Dans ces deux pays, les salaires ont beaucoup baissé durant la crise, puis ils se sont stabilisés à un bas niveau et, parce que le chômage reste élevé, ils ne sont pas prêts de reprendre l’ascenseur. Mais la baisse des prix joue le même rôle, et ça commence à se faire sentir.

La baisse des prix du pétrole va certainement continuer à peser sur le niveau des prix. Déjà nombreux sont ceux qui s’en inquiètent et qui demandent à la BCE de faire quelque chose. Mais, là encore, c’est une excellente nouvelle.

D’abord, si les prix du pétrole resteront bas, il s’agira d’un simple ajustement temporaire: une fois le plancher atteint, le prix du pétrole va s’arrêter de baisser et donc de réduire le taux d’inflation.

Quelques mois d’inflation négative, ce n’est pas la déflation. Surtout, le pétrole moins cher représente un énorme transfert de revenus au profit des pays importateurs, au détriment des pays exportateurs. Chacun d’entre nous empoche ce transfert grâce à la baisse des prix. S’en plaindre est quelque peu pathologique.

La mauvaise nouvelle est pour l’État. Ses revenus sont directement liés au niveau des prix. Le gouvernement a fait ses prévisions et il n’a pas envisagé une inflation aussi basse, voire négative. Alors il est surpris, et il risque de l’être encore. Mais il aurait tort de se plaindre.

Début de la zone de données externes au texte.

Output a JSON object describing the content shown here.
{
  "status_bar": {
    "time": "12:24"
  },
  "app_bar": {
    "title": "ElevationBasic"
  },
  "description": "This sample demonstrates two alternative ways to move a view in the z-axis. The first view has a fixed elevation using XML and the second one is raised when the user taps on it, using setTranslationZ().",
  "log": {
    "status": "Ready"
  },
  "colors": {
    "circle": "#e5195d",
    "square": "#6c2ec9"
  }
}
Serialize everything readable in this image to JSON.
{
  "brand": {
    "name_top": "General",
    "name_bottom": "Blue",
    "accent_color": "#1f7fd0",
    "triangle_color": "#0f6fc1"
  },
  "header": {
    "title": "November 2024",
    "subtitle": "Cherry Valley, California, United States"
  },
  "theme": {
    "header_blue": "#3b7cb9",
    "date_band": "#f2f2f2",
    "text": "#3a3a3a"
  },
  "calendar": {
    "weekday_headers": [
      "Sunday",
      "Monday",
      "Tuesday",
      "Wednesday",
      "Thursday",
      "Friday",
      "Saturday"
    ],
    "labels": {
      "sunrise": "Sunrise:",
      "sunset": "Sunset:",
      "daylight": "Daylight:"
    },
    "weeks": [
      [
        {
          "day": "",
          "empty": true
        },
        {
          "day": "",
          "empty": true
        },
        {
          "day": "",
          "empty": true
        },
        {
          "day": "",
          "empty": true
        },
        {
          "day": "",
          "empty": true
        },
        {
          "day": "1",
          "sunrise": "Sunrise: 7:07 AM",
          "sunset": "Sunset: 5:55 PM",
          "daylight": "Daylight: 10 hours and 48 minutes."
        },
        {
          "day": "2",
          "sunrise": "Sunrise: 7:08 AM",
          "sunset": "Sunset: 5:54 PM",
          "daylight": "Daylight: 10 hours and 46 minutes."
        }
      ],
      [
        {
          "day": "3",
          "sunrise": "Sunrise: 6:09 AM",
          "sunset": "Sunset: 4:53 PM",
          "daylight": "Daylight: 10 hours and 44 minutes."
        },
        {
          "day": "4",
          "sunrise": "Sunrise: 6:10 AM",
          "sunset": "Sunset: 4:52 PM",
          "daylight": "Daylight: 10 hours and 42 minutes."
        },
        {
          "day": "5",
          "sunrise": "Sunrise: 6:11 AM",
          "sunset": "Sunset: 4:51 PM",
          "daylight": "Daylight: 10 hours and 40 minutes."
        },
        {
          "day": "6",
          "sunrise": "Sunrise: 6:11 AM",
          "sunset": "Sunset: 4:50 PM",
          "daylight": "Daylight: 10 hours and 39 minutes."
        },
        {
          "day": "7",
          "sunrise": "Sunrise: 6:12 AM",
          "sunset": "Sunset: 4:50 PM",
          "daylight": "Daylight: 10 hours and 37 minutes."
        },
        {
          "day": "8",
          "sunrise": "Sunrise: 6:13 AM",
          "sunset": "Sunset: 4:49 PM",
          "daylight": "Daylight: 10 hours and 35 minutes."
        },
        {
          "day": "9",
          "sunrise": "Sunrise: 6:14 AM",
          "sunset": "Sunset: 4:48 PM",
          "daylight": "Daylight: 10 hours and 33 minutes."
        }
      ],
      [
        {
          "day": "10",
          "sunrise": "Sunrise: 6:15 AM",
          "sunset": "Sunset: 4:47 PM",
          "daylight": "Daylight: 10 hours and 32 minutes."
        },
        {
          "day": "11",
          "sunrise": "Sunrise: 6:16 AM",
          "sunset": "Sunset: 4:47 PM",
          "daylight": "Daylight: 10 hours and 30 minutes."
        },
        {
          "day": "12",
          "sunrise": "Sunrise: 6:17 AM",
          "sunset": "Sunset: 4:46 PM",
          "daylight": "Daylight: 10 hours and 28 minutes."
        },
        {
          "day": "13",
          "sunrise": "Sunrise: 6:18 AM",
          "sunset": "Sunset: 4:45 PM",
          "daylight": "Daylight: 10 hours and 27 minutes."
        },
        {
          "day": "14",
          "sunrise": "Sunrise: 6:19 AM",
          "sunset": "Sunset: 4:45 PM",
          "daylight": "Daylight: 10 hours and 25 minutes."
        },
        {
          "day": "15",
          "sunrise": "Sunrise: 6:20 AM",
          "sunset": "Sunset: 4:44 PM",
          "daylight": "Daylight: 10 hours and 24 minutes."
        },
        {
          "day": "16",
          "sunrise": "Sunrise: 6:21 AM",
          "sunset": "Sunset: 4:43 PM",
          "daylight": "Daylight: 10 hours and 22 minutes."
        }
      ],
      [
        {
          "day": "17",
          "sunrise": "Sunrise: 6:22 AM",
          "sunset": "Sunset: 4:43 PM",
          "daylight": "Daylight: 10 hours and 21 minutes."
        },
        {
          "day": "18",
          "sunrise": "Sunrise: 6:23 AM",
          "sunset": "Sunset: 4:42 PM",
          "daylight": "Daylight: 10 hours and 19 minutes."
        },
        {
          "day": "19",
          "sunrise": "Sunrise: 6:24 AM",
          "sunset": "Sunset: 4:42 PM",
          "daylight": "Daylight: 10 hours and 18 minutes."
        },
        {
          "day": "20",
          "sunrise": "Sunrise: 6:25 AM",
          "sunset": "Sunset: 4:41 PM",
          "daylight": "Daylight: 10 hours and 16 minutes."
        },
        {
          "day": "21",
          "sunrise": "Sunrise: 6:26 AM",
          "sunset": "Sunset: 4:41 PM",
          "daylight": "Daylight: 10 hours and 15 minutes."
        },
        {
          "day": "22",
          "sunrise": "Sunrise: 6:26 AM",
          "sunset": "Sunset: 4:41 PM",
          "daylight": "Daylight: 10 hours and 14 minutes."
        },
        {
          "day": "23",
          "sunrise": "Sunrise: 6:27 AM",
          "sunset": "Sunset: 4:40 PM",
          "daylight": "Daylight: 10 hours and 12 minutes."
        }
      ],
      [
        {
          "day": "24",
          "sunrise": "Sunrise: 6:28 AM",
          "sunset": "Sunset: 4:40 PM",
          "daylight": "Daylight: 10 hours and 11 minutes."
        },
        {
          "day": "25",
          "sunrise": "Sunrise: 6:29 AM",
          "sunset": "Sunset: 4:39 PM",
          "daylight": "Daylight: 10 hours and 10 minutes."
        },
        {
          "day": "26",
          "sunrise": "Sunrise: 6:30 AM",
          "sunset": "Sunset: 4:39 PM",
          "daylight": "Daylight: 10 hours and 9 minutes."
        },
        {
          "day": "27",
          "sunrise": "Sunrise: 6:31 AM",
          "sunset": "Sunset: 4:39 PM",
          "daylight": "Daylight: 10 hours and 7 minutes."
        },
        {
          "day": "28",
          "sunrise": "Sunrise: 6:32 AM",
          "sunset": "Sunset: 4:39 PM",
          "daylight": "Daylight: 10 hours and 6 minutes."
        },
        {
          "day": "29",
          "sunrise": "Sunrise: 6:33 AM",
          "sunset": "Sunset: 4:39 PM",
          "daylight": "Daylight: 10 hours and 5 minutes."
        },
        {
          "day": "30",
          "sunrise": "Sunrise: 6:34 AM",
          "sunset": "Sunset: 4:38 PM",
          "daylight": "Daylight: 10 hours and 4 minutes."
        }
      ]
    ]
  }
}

Lui aussi bénéficie d’une inflation basse à travers ses dépenses. En tout cas, il devrait. Mais il a prévu autrement… La moindre des sagesses serait de revoir les dépenses à la baisse, y compris sur les achats de produits pétroliers (chauffage, voitures officielles, kérosène de l’armée de l’air, etc.). Baisse des revenus, donc baisse des dépenses, c’est sans doute trop simple.

Quant à la BCE, elle n’a aucune raison de combattre une inflation temporairement négative. Cela reviendrait à bloquer la hausse du pouvoir d’achat, l’une des rares sources de reprise de la croissance. Quand on lui demande de faire plus, elle répond qu’elle a baissé le taux d’intérêt au niveau zéro et n’a donc plus guère de munitions. Pourquoi alors devrait elle se priver de ce qui lui est offert?

Il reste ceux qui ont des dettes, qui ne bénéficient plus de la lente érosion habituellement offerte pas l’inflation. Mais ils bénéficient depuis trois ans de taux d’intérêt historiquement bas, ce qui compense, et plus, une éventuelle déflation temporaire. Comme tout le monde, ils veulent le beurre et l’argent du beurre. C’est normal, mais il est bien difficile de s’apitoyer sur leur sort.

Nous avons bien des raisons de nous inquiéter de la situation économique, à commencer par les ravages du chômage de masse. De grâce, n’inventons pas un problème qui n’en est pas un, bien au contraire.